Je suis arrivé seul, après avoir mangé, un de ces après-midis madrilènes qui conservent encore une certaine lenteur. À Serrano, entre le pouls impeccable du quartier et cette manière si madrilène de transformer le luxe en habitude, The Library est apparue comme une exagération bien exécutée : un espace dédié au vin avec une ambition scénographique, une vocation de club et une échelle inhabituelle même pour une ville habituée aux grands gestes. Le projet se trouve au numéro 2 de la rue Serrano et fait partie du Grupo Paraguas, la société fondée en 2004 par Sandro Silva et Marta Seco.

À cette heure-là, il y avait très peu de monde, ce qui m'a permis de l'observer presque comme on observe un décor avant le début du spectacle. Le personnel était particulièrement aimable. Je me suis attardé sur les étagères, sur la hauteur, sur la répétition presque hypnotique des bouteilles, sur le bois, sur le sol géométrique, sur ce mélange entre bibliothèque privée, boutique de vin et refuge sophistiqué. J'ai goûté un rosé merveilleux et j'ai continué à regarder.

"Une idée poussée à l'excès"

The Library n'est pas un bar à vins comme les autres. Son concept se définit par une triple approche : boutique, bar gastronomique et club privé. Il propose environ 3 000 références, une carte de près de 80 vins au verre et un espace conçu dans un classicisme contemporain où le bois dialogue avec des marbres noirs, blancs et dorés mats. Tout est pensé pour que le vin ne soit pas un simple accompagnement, mais le cœur même de l'expérience.
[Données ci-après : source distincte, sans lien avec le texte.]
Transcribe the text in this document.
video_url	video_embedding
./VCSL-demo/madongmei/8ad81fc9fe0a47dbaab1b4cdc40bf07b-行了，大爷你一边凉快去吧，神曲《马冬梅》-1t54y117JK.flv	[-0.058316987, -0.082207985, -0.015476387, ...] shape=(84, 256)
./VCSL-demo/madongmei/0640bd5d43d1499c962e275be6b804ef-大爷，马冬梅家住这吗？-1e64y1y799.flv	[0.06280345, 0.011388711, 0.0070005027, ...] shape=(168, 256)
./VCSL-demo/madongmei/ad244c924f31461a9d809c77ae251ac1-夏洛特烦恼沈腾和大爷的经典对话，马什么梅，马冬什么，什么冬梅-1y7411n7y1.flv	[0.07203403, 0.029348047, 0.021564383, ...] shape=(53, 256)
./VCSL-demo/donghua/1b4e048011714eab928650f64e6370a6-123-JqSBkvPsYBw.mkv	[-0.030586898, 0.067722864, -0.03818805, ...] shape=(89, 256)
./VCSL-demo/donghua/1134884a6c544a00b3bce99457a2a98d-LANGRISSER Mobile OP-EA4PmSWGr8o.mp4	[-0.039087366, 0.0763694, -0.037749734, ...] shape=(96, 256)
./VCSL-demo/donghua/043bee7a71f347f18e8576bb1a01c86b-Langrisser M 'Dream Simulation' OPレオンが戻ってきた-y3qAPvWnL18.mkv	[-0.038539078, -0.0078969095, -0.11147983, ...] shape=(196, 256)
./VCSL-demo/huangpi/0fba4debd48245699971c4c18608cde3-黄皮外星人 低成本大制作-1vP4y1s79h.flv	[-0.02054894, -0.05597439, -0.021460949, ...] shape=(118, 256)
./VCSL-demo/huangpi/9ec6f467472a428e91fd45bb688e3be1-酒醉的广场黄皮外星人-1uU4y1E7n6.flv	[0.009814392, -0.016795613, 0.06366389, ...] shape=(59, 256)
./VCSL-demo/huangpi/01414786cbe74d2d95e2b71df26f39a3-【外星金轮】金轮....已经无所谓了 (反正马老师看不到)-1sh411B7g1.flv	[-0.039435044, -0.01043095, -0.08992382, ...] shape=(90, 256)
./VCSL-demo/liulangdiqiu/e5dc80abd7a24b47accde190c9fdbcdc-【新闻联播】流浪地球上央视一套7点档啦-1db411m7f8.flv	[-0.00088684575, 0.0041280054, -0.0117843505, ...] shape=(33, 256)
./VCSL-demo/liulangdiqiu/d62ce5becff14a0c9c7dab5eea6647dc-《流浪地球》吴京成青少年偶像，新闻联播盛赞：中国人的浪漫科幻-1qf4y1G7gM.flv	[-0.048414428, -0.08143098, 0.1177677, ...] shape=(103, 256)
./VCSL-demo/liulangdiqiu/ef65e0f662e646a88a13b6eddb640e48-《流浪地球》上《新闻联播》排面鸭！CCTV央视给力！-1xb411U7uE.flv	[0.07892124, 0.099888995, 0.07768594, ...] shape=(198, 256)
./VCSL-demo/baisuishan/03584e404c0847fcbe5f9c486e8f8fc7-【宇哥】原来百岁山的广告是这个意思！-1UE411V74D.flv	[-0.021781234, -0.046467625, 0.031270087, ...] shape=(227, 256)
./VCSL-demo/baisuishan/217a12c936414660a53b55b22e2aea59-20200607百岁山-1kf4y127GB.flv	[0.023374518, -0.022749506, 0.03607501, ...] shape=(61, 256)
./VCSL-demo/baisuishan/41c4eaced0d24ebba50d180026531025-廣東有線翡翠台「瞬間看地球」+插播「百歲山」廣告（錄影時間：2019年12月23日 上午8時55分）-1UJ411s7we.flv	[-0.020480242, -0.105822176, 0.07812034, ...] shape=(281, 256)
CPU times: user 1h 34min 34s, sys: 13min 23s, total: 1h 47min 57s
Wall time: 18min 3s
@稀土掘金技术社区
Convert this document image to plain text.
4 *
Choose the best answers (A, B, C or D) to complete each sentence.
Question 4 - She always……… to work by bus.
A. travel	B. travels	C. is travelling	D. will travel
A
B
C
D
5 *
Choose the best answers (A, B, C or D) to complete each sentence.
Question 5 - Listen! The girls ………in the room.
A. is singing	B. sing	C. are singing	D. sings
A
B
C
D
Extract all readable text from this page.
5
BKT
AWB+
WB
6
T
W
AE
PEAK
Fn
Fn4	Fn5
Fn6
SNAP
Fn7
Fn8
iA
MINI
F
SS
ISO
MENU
C'est précisément ce qui le rend intéressant. Pas tant pour la promesse d'exclusivité, que presque tous les projets savent aujourd'hui mettre en scène, mais pour la force avec laquelle une idée est ici menée jusqu'au bout. Il y a quelque chose de presque théâtral dans cette accumulation de bouteilles, en hauteur, dans la manière dont l'espace est ordonné pour transmettre la révérence. Il ne prétend pas être discret. Il prétend impressionner, envelopper, construire un univers propre pour qui conçoit le vin comme objet de plaisir, de culture et aussi d'identité. Ce manque de pudeur, lorsqu'il est bien exécuté, a quelque chose d'admirable.

En le voyant vide, au calme, sans bruit, j'ai pensé que c'était peut-être là que résidait une partie de sa force. Plus qu'un lieu pour prendre un verre, The Library fonctionne comme une déclaration d'intention. Comme une de ces fantaisies ambitieuses qui n'ont de sens que lorsque quelqu'un décide de ne pas les faire à moitié. Et dans cet excès contrôlé, si madrilène et si scénique, il y a quelque chose qui mérite d'être regardé de près.